The Richmond Chamber of Commerce opposes the measure because there is no spending plan to accompany it, said John Ziesenhenne, who chairs the business organization.

The tax measure is also opposed by the Contra Costa Taxpayers Association, a group of about 300 business and private citizens. Kris Hunt, executive director of the taxpayer group, said Measure T was thrown together to get a tax measure -- any tax measure -- on the November ballot.

Hunt attended at least one of the committee sessions for the measure and said that with the next general election two years away, participants were "under the gun" to find a way to raise revenues.

She said her organization's official position is the Richmond measure taxes company inventories and will not withstand a legal challenge.

On that point I agree with Hunt. Richmond is under the gun to raise revenues, and it was one of the key recommendations in a financial restructuring of city government that began in late 2004 when the city faced a $35 million budget deficit.

Taxes are one of the ways in which you do that, and Chevron and the handful of other large manufacturers will always gripe about tax increases because they disproportionately represent the city's industrial tax base.

City Manager Bill Lindsay said that taxes from the manufacturing section of the city's economic base were disproportionately low compared to retail and other tax revenue sources.

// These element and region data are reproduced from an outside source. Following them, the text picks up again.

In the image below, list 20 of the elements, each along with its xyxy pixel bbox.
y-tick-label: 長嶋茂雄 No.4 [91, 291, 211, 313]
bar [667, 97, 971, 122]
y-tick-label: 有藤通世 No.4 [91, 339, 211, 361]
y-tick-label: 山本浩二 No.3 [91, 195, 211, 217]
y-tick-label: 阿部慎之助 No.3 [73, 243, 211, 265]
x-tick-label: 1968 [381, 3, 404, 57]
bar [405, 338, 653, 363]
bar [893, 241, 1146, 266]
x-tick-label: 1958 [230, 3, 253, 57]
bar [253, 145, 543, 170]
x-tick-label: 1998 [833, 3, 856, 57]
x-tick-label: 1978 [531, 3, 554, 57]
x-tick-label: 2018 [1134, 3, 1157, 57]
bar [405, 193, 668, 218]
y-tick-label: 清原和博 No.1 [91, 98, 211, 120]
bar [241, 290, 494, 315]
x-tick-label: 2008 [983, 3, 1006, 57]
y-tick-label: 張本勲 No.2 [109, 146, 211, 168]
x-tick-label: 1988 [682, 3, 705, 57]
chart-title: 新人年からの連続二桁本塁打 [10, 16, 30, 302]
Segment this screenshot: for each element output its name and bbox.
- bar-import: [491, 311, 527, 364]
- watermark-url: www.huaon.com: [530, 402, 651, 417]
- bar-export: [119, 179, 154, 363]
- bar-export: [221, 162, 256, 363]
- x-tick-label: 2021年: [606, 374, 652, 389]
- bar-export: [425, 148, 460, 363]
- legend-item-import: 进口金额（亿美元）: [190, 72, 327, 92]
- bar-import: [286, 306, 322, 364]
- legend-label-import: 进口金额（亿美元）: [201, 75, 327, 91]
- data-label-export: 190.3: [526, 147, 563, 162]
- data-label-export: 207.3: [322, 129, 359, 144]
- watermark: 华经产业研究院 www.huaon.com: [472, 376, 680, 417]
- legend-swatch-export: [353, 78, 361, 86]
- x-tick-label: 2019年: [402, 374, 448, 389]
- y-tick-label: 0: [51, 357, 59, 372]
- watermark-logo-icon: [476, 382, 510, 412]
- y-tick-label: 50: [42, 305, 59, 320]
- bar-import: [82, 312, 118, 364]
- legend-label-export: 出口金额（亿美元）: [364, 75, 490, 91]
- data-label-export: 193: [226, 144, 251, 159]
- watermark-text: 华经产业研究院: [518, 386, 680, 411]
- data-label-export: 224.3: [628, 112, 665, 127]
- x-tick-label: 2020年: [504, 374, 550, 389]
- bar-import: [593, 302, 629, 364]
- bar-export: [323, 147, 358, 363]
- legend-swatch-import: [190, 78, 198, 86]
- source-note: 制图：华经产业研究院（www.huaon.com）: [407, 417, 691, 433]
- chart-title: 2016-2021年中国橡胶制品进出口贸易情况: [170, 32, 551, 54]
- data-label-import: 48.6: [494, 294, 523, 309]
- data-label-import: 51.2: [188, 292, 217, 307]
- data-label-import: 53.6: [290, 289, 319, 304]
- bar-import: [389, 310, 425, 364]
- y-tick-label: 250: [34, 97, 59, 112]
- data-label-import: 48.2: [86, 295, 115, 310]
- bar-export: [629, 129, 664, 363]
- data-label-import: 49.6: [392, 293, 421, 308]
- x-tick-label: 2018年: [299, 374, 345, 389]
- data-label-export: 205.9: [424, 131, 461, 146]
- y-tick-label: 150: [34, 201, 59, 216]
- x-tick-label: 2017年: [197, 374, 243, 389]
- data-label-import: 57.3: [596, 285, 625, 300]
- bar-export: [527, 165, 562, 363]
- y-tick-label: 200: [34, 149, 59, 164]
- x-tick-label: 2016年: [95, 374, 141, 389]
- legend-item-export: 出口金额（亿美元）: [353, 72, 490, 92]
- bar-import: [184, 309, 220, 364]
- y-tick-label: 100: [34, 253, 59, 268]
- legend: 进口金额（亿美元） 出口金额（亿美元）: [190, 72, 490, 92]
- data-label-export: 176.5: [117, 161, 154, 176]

"They're a large taxpayer," Lindsay said, "but they're a big company that covers a lot of acreage and it's not unusual for a company that size to pay a lot in taxes," he said.

As for Chevron, Priselac said the company would reserve its right to participate in the political process, which Richmond City Council member Tom Butt said would translate into campaign contributions to fund any group opposing the measure or pay for a media campaign, or both.

The company's strategy to defeat the city's latest tax request is unclear, and John H. Knox, an outside attorney working with the city, said the city is within its legal rights to pass a business tax that lays out special requirements for any particular business sector.

Knox said while it was "a unique method of measuring the tax levied on manufacturers" it was no different than a gross receipts tax, license tax or other methods of generating public revenue.

"Chevron can bring in all the crude it wants, let it sit or put it in truck and transport it somewhere else and it won't affect the tax they pay," Knox said, "but if they use it to produce oil, gasoline or other products, well that's manufacturing."